Dividida en tres partes, la historia se desarrolla entre los años ochenta y la primera década del año 2000, aunque todo ocurre en el tiempo mental, en los recuerdos, de Tara Westover, que reconstruye la historia desde una mirada retrospectiva. El arco narrativo va desde una infancia sin contención a los designios paternos ¾pasar los veranos hirviendo conservas como provisión para el fin del mundo¾, hasta el duro trasiego del conflicto entre el padre y la hija. Animada por Tyler, uno de los hermanos mayores que comenzó a estudiar de forma encubierta y finalmente se fue a la universidad, Tara Westover intenta, no sin vacilaciones ni miedos, acceder a la educación.
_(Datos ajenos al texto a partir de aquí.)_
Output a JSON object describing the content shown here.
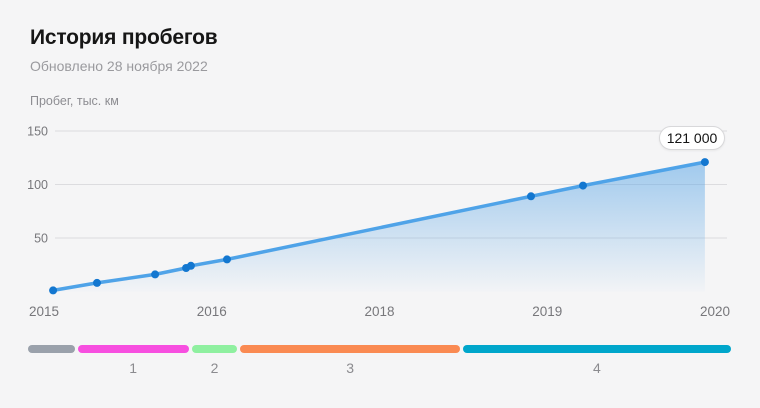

No lo tendrá fácil. A la paranoia de su padre y la abierta oposición de este a que Tara se eduque y socialice, se unen los ataques sádicos de un hermano aquejado por una enfermedad mental, Shawn, cuya inestabilidad empeora tras sufrir un accidente de trabajo al caer desde 12 metros de altura. Ambas presencias, la de Tyler, el hermano ilustrado, y las de Shawn, así como las del padre y la madre, se ciernen como alargadas sombras en la voz de esta narradora, que se deja el alma en el alambre de espino de su propia biografía. Una chica que pasó de descubrir que Europa no es un país a estudiar en Cambridge. Alguien para quien el mundo se abre, empujado por una enorme fuerza de supervivencia que aguijona al mismo tiempo que conmueve.
En este libro, el ejercicio literario de las memorias se vuelca en la educación como concepto central y principal protagonista. Es, en sí mismo, el espíritu que empuja el libro. La educación como aquello que se recibe o se busca. Ese instrumento que permite dar forma a la experiencia como materia maleable. El acto de conocer y pensarse a sí mismo como gesto de autonomía y libertad sobre el que Tara Westover reflexiona con belleza literaria y la madurez espiritual de los escarmentados.